The first fundamental flaw is to to treat the production process as instantaneous. You have your capital and labor sitting there, and all you have to do is put them together to produce output. In my view, Fischer Black’s emphasis that production takes time is very important. It means that plans made months or years ago have to be reconciled with current conditions. As tastes and technologies evolve, some plans turn out to be brilliant, while others turn out to have been misguided…

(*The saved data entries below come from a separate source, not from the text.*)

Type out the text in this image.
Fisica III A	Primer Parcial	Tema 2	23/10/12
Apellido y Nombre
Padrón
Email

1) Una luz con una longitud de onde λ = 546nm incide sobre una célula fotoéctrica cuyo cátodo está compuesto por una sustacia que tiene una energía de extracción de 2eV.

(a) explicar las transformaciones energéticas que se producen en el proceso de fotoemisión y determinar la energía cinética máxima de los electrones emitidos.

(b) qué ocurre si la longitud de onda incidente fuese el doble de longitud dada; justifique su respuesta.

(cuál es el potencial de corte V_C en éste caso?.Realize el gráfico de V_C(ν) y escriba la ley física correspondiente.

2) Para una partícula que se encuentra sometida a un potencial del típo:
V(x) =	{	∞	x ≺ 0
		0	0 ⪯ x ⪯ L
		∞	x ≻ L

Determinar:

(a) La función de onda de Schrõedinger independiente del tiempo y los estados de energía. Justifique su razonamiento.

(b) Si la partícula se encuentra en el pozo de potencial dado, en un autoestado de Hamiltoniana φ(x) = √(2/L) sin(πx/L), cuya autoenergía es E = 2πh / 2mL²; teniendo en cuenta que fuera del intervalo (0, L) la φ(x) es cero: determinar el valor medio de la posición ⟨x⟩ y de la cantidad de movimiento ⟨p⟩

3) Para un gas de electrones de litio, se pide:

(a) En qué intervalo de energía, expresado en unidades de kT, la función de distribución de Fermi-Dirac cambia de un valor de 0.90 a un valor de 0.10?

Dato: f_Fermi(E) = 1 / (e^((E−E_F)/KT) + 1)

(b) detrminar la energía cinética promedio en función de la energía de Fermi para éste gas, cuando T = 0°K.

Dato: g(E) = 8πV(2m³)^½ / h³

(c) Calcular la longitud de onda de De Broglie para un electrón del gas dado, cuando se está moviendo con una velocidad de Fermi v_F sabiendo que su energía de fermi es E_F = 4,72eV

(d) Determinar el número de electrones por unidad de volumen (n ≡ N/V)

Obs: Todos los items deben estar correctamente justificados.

The second flaw in mainstream macreoconomics is to ignore the time that it takes to discover successful production processes. There is a trial-and-error process at work as enterprises are launched. The fortunate few will expand, but most new firms will fail. Starting from a situation such as one that prevailed in 2009, with many previously-viable patterns of production no longer sustainable and consequently high unemployment, it takes a lot of time and effort to discover the new patterns of specialization and trade that will reveal everyone’s comparative advantage and restore full employment.

The importance of this laborious discovery process is what I think is missing from Fischer Black’s account of macroeconomics. He insists on using the term “general equilibrium,” while I believe that it is important to recognize that the economy is never in an equilibrium state. Moreover, the adjustment to changes in tastes, technology, and shocks (such as a surge in oil prices) can be long and painful.